Khadgar begutachtete den Schaden und seufzte tief. »Du fängst erst mal ganz behutsam an«, sagte er.
»Ich könnte deine Sachen in einer Stunde packen«, erklang Moroes’ Stimme aus dem Gang. Der Diener betrat die eigentliche Bibliothek nicht.
Khadgar hob ein Stück Pergament auf, das zu seinen Füßen lag. Darauf verlangten die Kirin Tor von dem Meistermagier, dass er auf ihren letzten Brief antwortete. Die andere Seite des Blattes zeigte einen dunkelroten Fleck, den Khadgar zuerst für Blut hielt, bis er erkannte, dass es die Reste eines geschmolzenen Wachssiegels waren.
»Nein«, sagte Khadgar und streichelte den kleinen Beutel, in dem er die Schreiber-Utensilien verwahrte. »Es ist nur eine größere Herausforderung, als ich zunächst erwartet hatte.«
»So was hab ich auch früher schon gehört«, sagte Moroes.
Khadgar wandte sich ihm zu, um mehr über die Nöte seiner Vorgänger zu erfahren, aber der Diener war bereits verschwunden.
Mit der Sorgfalt eines Einbrechers suchte sich Khadgar seinen Weg durch das Chaos.
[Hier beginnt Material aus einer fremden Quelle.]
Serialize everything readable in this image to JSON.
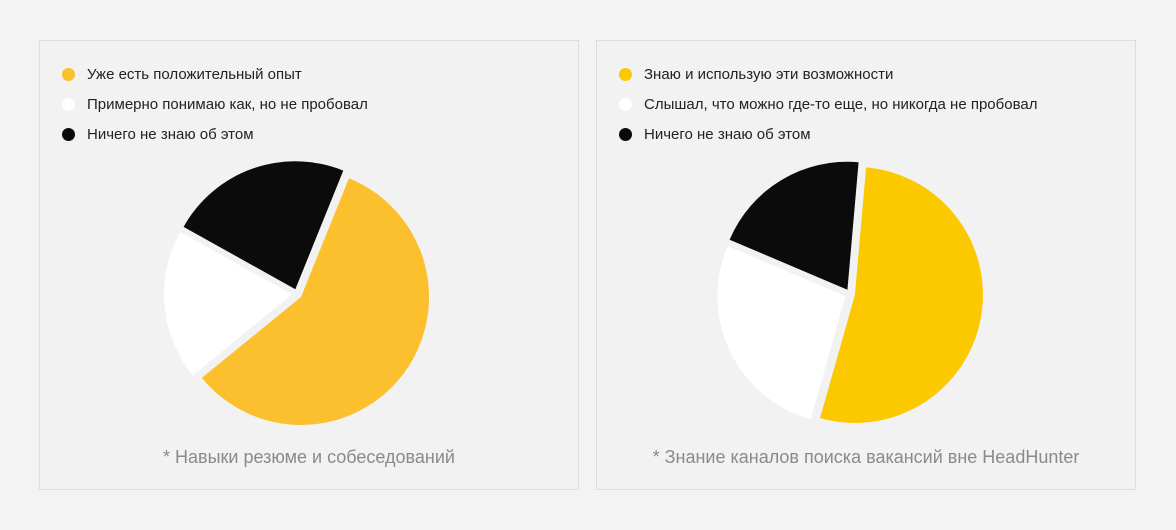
{
  "chart_data": [
    {
      "type": "pie",
      "caption": "* Навыки резюме и собеседований",
      "slices": [
        {
          "label": "Уже есть положительный опыт",
          "value": 58,
          "color": "#fcbf2d"
        },
        {
          "label": "Примерно понимаю как, но не пробовал",
          "value": 19,
          "color": "#ffffff"
        },
        {
          "label": "Ничего не знаю об этом",
          "value": 23,
          "color": "#0b0b0b"
        }
      ]
    },
    {
      "type": "pie",
      "caption": "* Знание каналов поиска вакансий вне HeadHunter",
      "slices": [
        {
          "label": "Знаю и использую эти возможности",
          "value": 53,
          "color": "#fcc800"
        },
        {
          "label": "Слышал, что можно где-то еще, но никогда не пробовал",
          "value": 27,
          "color": "#ffffff"
        },
        {
          "label": "Ничего не знаю об этом",
          "value": 20,
          "color": "#0b0b0b"
        }
      ]
    }
  ]
}
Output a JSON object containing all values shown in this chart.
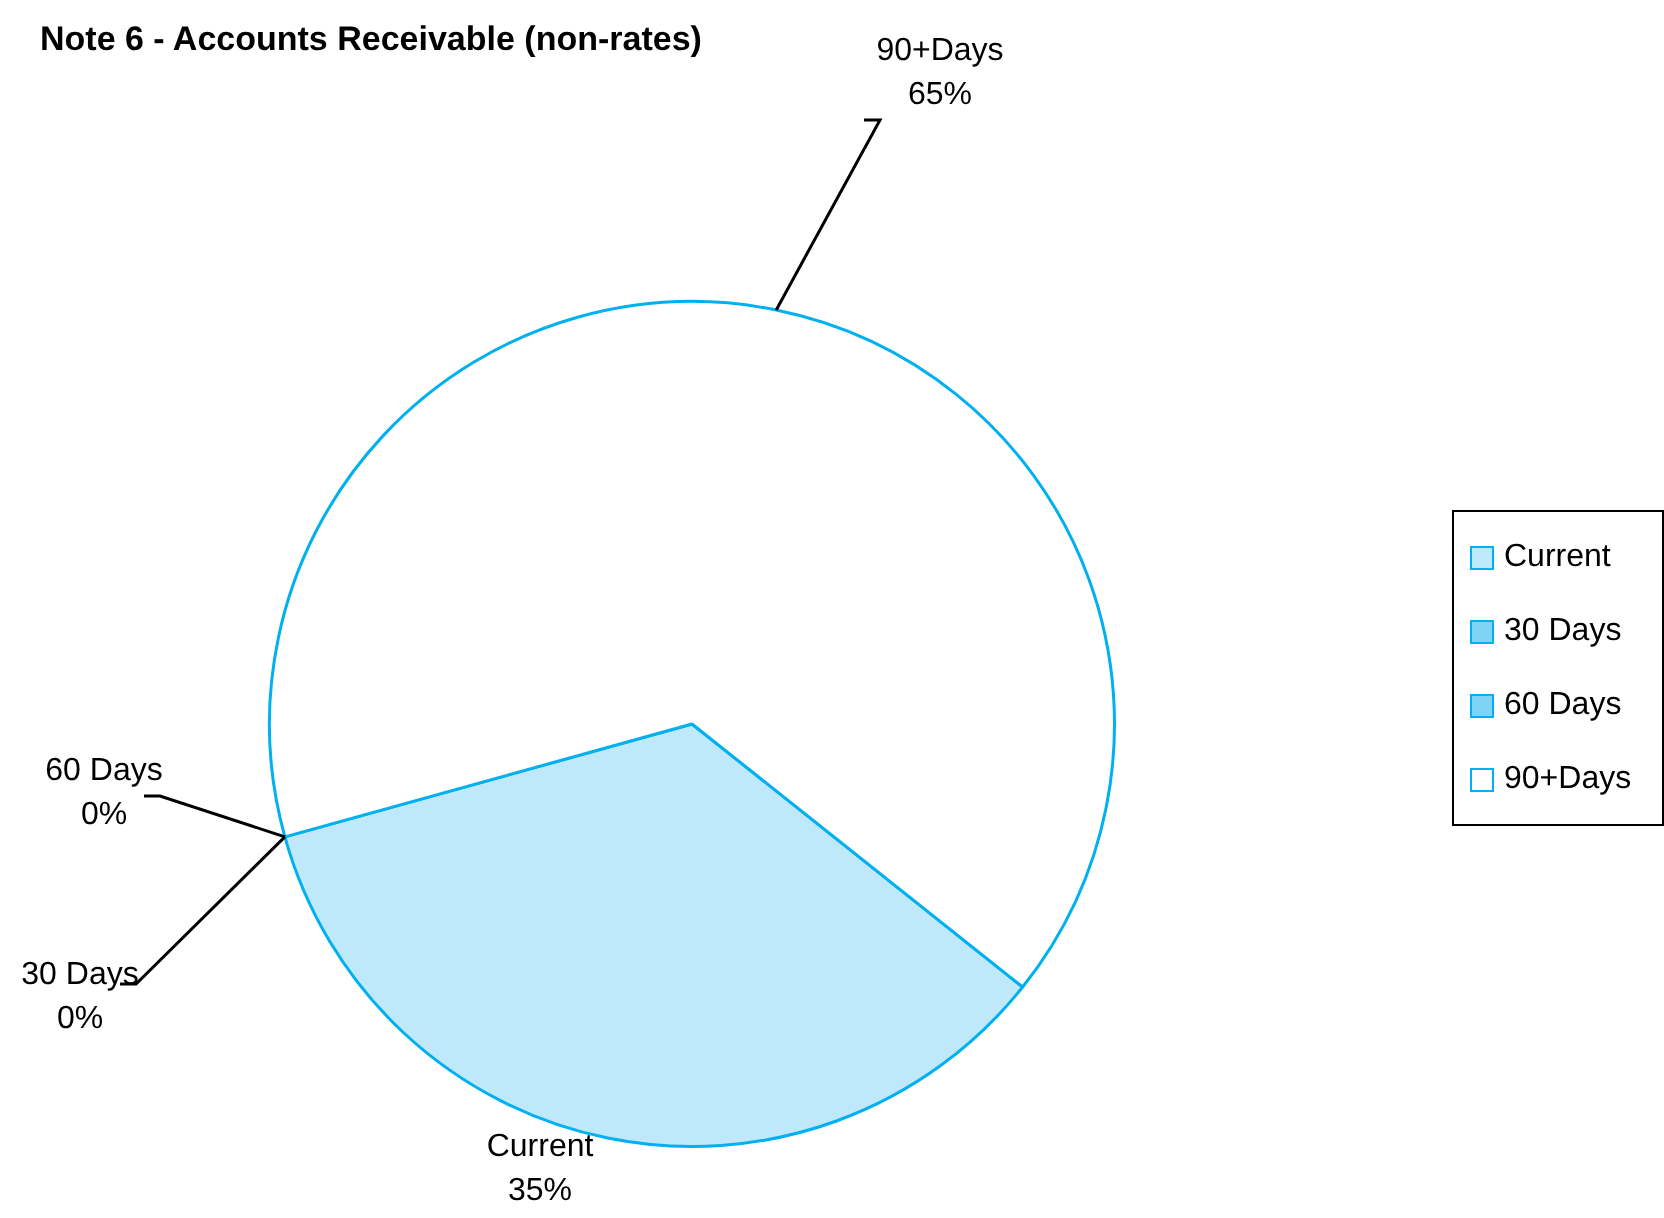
{
  "chart_data": {
    "type": "pie",
    "title": "Note 6 - Accounts Receivable (non-rates)",
    "categories": [
      "Current",
      "30 Days",
      "60 Days",
      "90+Days"
    ],
    "values": [
      35,
      0,
      0,
      65
    ],
    "value_labels": [
      "35%",
      "0%",
      "0%",
      "65%"
    ],
    "colors": [
      "#bfe9fa",
      "#7fd3f4",
      "#7fd3f4",
      "#ffffff"
    ],
    "legend": "right"
  }
}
Es war, als habe in der Bibliothek eine Schlacht getobt. Buchrücken waren gebrochen, Einbände halb zerrissen, Seiten umgeknickt. Und das betraf nur die Bücher, die noch weitgehend heil waren. Ganze Mappeninhalte waren aus ihren Einbänden gezogen worden, und der Staub auf den Tischen bedeckte eine Schicht von Papieren und Korrespondenz. Manche der Briefe waren geöffnet, andere offensichtlich noch immer ungelesen, ihr Wissen unter dicken Wachssiegeln verborgen.
»Der Magus braucht keinen Assistenten«, murmelte Khadgar, während er einen Platz am Ende eines Tisches frei räumte und einen Stuhl darunter hervorzog. »Er braucht eine Haushälterin.« Dann warf er einen schnellen Blick zur Tür, um sicherzustellen, dass der Kastellan auch tatsächlich verschwunden war.
Khadgar setzte sich nieder. Der Stuhl wackelte verdächtig, sodass der Junge wieder aufstand und nach der Ursache forschte. Eines der Stuhlbeine hatte einen fetten Wälzer mit einem metallischen Einband verschoben, halb daraufgestanden. Der Deckel des Folianten war reich verziert, und der Seitenrand mit Silber überzogen.
Khadgar hob den Band auf und öffnete ihn. Da spürte er, wie sich etwas in dem Buch leicht bewegte. Ein hohles Kratzen erklang. Metall schabte an Metall, und die Augen des Jungen weiteten sich. Innerhalb des Buchrückens spulte sich etwas ab.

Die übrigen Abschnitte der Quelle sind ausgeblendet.